Au-delà des nouvelles injonctions parentales à déconstruire, il reste de nombreux tabous à lever, du côté de la maternité. Les éditeurs s'y attellent de plus en plus, en renouvelant leurs tons et leurs formats. Le terrain est à défricher également du côté des enfants et adolescents, autour de l'orientation sexuelle, du genre et du rapport au corps.
L'évolution de l'offre éditoriale dans le rayon parenting ne se résume pas à « prendre le contrepied de la parentalité positive. Il s'agit d'un retour à la réalité de la parentalité, depuis les premières semaines de vie à l'adolescence », introduit Marie-Anne Jost, directrice éditoriale chez First. Donc, de mettre fin à certains tabous. Chez les mères, avant tout. « Nous avons été parmi les premiers à travailler sur la déconstruction des injonctions autour de la grossesse et du post-accouchement », affirme Olivia Maschio Esposito de Marabout. Début 2021, la maison a publié Ceci est notre post-partum, d'Illana Weizman. Dans La remplaçante, paru en mai chez First, « on suit une jeune maman déboussolée par l'arrivée de son bébé, qui a l'idée tenace qu'une remplaçante ferait mieux qu'elle », raconte Marie-Anne Jost. Cette bande dessinée de Sophie Adriansen et Mathou s'est vendue à 11 000 exemplaires, « un très bon lancement pour un tel sujet ».
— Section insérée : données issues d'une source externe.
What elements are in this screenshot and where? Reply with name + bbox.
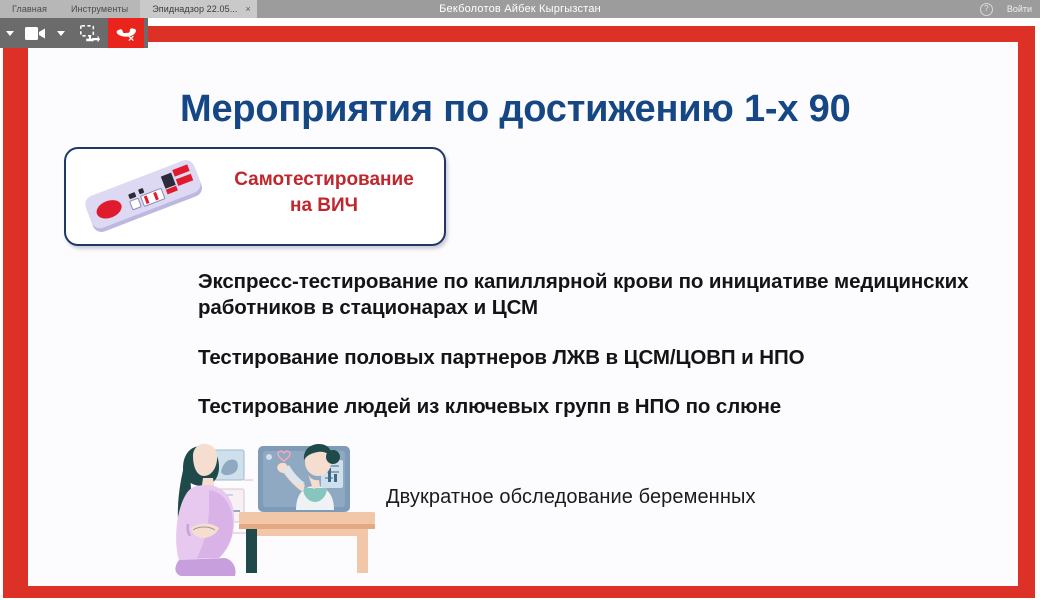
camera-options-chevron[interactable] [50, 18, 72, 48]
share-screen-icon [80, 25, 100, 42]
video-camera-icon [25, 27, 45, 40]
meeting-bar-actions: ? Войти [980, 0, 1032, 18]
pregnant-woman-doctor-illustration [133, 432, 378, 578]
chevron-down-icon [57, 31, 65, 36]
hiv-rapid-test-kit-icon [74, 151, 214, 243]
tab-epidnadzor[interactable]: Эпиднадзор 22.05... × [140, 0, 257, 18]
sign-in-button[interactable]: Войти [1007, 4, 1032, 14]
tab-label: Главная [12, 4, 47, 14]
bullet-list: Экспресс-тестирование по капиллярной кро… [198, 269, 998, 442]
tab-glavnaya[interactable]: Главная [0, 0, 59, 18]
slide-frame: Мероприятия по достижению 1-х 90 [3, 26, 1035, 598]
slide-title: Мероприятия по достижению 1-х 90 [180, 88, 960, 131]
bullet-item: Тестирование половых партнеров ЛЖВ в ЦСМ… [198, 345, 998, 371]
hang-up-button[interactable] [108, 18, 144, 48]
hangup-phone-icon [116, 24, 136, 42]
self-testing-line-2: на ВИЧ [214, 193, 434, 219]
audio-options-chevron[interactable] [0, 18, 20, 48]
self-testing-line-1: Самотестирование [214, 167, 434, 193]
tab-strip: Главная Инструменты Эпиднадзор 22.05... … [0, 0, 238, 18]
call-toolbar [0, 18, 148, 48]
close-icon[interactable]: × [246, 5, 251, 14]
self-testing-card-label: Самотестирование на ВИЧ [214, 167, 434, 218]
application-window: Бекболотов Айбек Кыргызстан ? Войти Глав… [0, 0, 1040, 600]
tab-label: Инструменты [71, 4, 128, 14]
bullet-item: Тестирование людей из ключевых групп в Н… [198, 394, 998, 420]
bullet-item: Экспресс-тестирование по капиллярной кро… [198, 269, 998, 321]
tab-instrumenty[interactable]: Инструменты [59, 0, 140, 18]
chevron-down-icon [6, 31, 14, 36]
tab-label: Эпиднадзор 22.05... [152, 4, 237, 14]
presentation-slide: Мероприятия по достижению 1-х 90 [28, 42, 1018, 586]
camera-toggle-button[interactable] [20, 18, 50, 48]
help-icon[interactable]: ? [980, 3, 993, 16]
share-screen-button[interactable] [72, 18, 108, 48]
pregnancy-screening-text: Двукратное обследование беременных [386, 486, 756, 509]
self-testing-card: Самотестирование на ВИЧ [64, 147, 446, 246]
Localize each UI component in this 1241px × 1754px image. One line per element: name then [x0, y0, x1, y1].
« Dans mon rayon, je retrouve des ouvrages sur la décision de devenir mère ou non, sur les désillusions que cela peut apporter... Cela renverse un tabou. Et c'est nouveau, depuis un an et demi », confirme la responsable du rayon sciences humaines, psychologie et parentalité de la librairie Ombres Blanches, à Toulouse. Face à l'offre grandissante, les maisons d'édition commencent déjà à chercher de nouvelles façons d'aborder ces sujets. « On relie trop post-partum et dépression. On doit aussi en parler de manière positive, avec des outils de compréhension, une empathie... », songe Rose-Marie Di Domenico. Julia Simon a publié en mars 2021, chez First, Les recettes du quatrième trimestre au naturel. « Cela pourrait sembler anodin, mais ce n'est pas que de la cuisine : c'est aussi un acte de militantisme », insiste Marie-Anne Jost. Le message à l'entourage ? « Il faut prendre soin de la femme qui vient d'accoucher, recréer du lien, autour de plats réconfortants. »
Sexualité des mineurs
Restent tous les tabous à lever. Par exemple, ce premier trimestre où l'on évite d'annoncer la grossesse. « C'est le moment où l'on est le plus vulnérable, mais c'est invisibilisé... On parle peu, voire jamais, des fausses couches » regrette Marie-Anne Jost. L'ouvrage illustré Une fausse couche comme les autres, de Sandra Lorenzo, paraîtra chez First en 2022.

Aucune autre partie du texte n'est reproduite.